The "Iceweasel" name was revived in the Debian community as a possible name to give the rebranded version of Firefox. The Iceweasel found in Debian is not GNU IceWeasel (now GNU IceCat), but rather a rebranded Firefox created by the Debian project. The Debian maintainer has stated that he will "get in touch with [the GNU IceCat/IceWeasel team] to see what we can do together". Similarly, Debian renamed Mozilla Thunderbird and SeaMonkey to Icedove and Iceape, respectively.

=== Rebranding ===
According to the Debian Package Tracking System, Iceweasel, Icedove, and Iceape were first accepted into the Debian project's unstable repository on 20 November 2006, on 14 October 2006, and on 1 December 2006, respectively. Icedove migrated to Etch and Thunderbird was removed on 11 November 2006. Iceape migrated to Etch on 11 January 2007 (the old Mozilla suite having previously been removed on 6 October 2006).
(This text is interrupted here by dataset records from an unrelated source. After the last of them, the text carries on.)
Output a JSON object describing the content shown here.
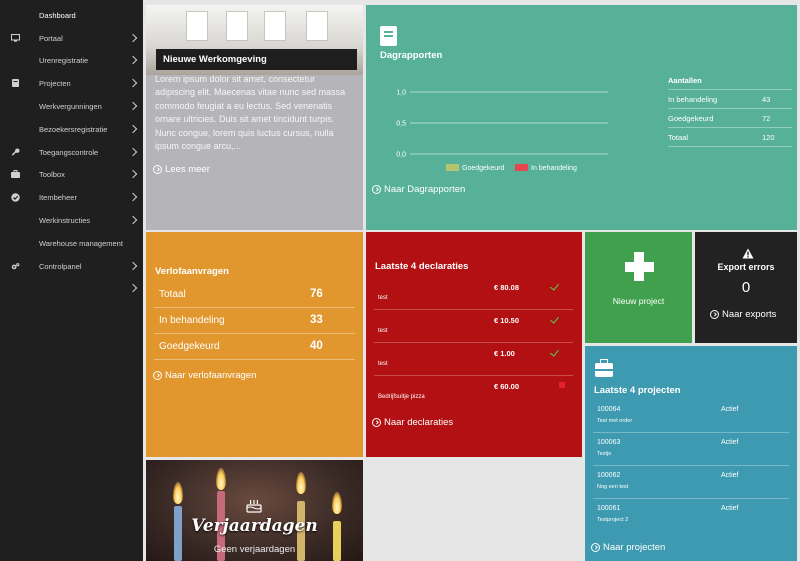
{
  "sidebar": {
    "items": [
      {
        "label": "Dashboard",
        "icon": "",
        "chevron": false
      },
      {
        "label": "Portaal",
        "icon": "monitor-icon",
        "chevron": true
      },
      {
        "label": "Urenregistratie",
        "icon": "",
        "chevron": true
      },
      {
        "label": "Projecten",
        "icon": "book-icon",
        "chevron": true
      },
      {
        "label": "Werkvergunningen",
        "icon": "",
        "chevron": true
      },
      {
        "label": "Bezoekersregistratie",
        "icon": "",
        "chevron": true
      },
      {
        "label": "Toegangscontrole",
        "icon": "key-icon",
        "chevron": true
      },
      {
        "label": "Toolbox",
        "icon": "briefcase-icon",
        "chevron": true
      },
      {
        "label": "Itembeheer",
        "icon": "check-circle-icon",
        "chevron": true
      },
      {
        "label": "Werkinstructies",
        "icon": "",
        "chevron": true
      },
      {
        "label": "Warehouse management",
        "icon": "",
        "chevron": false
      },
      {
        "label": "Controlpanel",
        "icon": "gears-icon",
        "chevron": true
      },
      {
        "label": "",
        "icon": "",
        "chevron": true
      }
    ]
  },
  "news": {
    "title": "Nieuwe Werkomgeving",
    "body": "Lorem ipsum dolor sit amet, consectetur adipiscing elit. Maecenas vitae nunc sed massa commodo feugiat a eu lectus. Sed venenatis ornare ultricies. Duis sit amet tincidunt turpis. Nunc congue, lorem quis luctus cursus, nulla ipsum congue arcu,...",
    "link": "Lees meer"
  },
  "dagrapporten": {
    "title": "Dagrapporten",
    "link": "Naar Dagrapporten",
    "table": {
      "header": "Aantallen",
      "rows": [
        {
          "label": "In behandeling",
          "value": "43"
        },
        {
          "label": "Goedgekeurd",
          "value": "72"
        },
        {
          "label": "Totaal",
          "value": "120"
        }
      ]
    }
  },
  "chart_data": {
    "type": "bar",
    "categories": [],
    "series": [
      {
        "name": "Goedgekeurd",
        "values": []
      },
      {
        "name": "In behandeling",
        "values": []
      }
    ],
    "yticks": [
      "1,0",
      "0,5",
      "0,0"
    ],
    "ylim": [
      0,
      1
    ],
    "legend": "bottom",
    "grid": true,
    "colors": {
      "Goedgekeurd": "#b7c46e",
      "In behandeling": "#e6474f"
    }
  },
  "verlof": {
    "title": "Verlofaanvragen",
    "rows": [
      {
        "label": "Totaal",
        "value": "76"
      },
      {
        "label": "In behandeling",
        "value": "33"
      },
      {
        "label": "Goedgekeurd",
        "value": "40"
      }
    ],
    "link": "Naar verlofaanvragen"
  },
  "declaraties": {
    "title": "Laatste 4 declaraties",
    "rows": [
      {
        "amount": "€ 80.08",
        "desc": "test",
        "status": "approved"
      },
      {
        "amount": "€ 10.50",
        "desc": "test",
        "status": "approved"
      },
      {
        "amount": "€ 1.00",
        "desc": "test",
        "status": "approved"
      },
      {
        "amount": "€ 60.00",
        "desc": "Bedrijfsuitje pizza",
        "status": "rejected"
      }
    ],
    "link": "Naar declaraties"
  },
  "new_project": {
    "label": "Nieuw project"
  },
  "export": {
    "title": "Export errors",
    "count": "0",
    "link": "Naar exports"
  },
  "projects": {
    "title": "Laatste 4 projecten",
    "rows": [
      {
        "number": "100064",
        "status": "Actief",
        "name": "Test met order"
      },
      {
        "number": "100063",
        "status": "Actief",
        "name": "Testje"
      },
      {
        "number": "100062",
        "status": "Actief",
        "name": "Nog een test"
      },
      {
        "number": "100061",
        "status": "Actief",
        "name": "Testproject 2"
      }
    ],
    "link": "Naar projecten"
  },
  "birthdays": {
    "title": "Verjaardagen",
    "subtitle": "Geen verjaardagen"
  },
  "colors": {
    "sidebar": "#1f1f1f",
    "teal": "#56b198",
    "orange": "#e2972e",
    "red": "#b31013",
    "green": "#41a04e",
    "blue": "#3d9ab0",
    "dark": "#222222"
  }
}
Iceweasel migrated (and Firefox was removed) on 18 January 2007. Debian's first stable release to include Iceweasel, Icedove, and Iceape was Debian 4.0 (Etch), released 8 April 2007. Soon after the renaming Debian also replaced Mozilla's unbranded logos with new logos designed to fit with the new names, drawn by Ricardo Fernandez Fuentes.

=== User agent ===
Some web sites do not recognize the browsers' user agent strings and refuse to work properly. As a workaround, Iceweasel 3.5.5 adds a "like Firefox x.x.x" string to the user agent.

=== Firefox issue resolution ===

In June 2013, the practise of backporting security fixes into Iceweasel ended, in favour of serving the latest versions of Firefox ESR (in rebranded form) to Debian 7 and later.

As described by Sylvestre Ledru in a bug in the Debian bug tracking system, Mozilla and Debian agreed on renaming Iceweasel to Firefox. Mozilla recognizes that Debian potential changes are not impacting the quality of the release.

Debian users who performed a dist-upgrade in June 2016 received the following system message. According to Chris Hoffman of PC World, "After a decade, Debian and Mozilla are burying the hatchet. Iceweasel is about to re-assume its proper name".

iceweasel (45.0esr-1) unstable; urgency=medium

  * The iceweasel package was replaced with the firefox-esr package.

  * Preferences under /etc/iceweasel/prefs will need to be copied manually
    to /etc/firefox-esr.
  * Other customizations under /etc/iceweasel will need additional manual
    steps, through CCK2 or addons.

The developers of Parabola GNU/Linux-libre picked up the Iceweasel project and it continues to be maintained.

== Licensing ==
The rebranded programs are available under Mozilla's standard MPL/GPL/LGPL tri-license. Like Mozilla, the default icons are under the same tri-license, but unlike Mozilla, there are no trademark restrictions.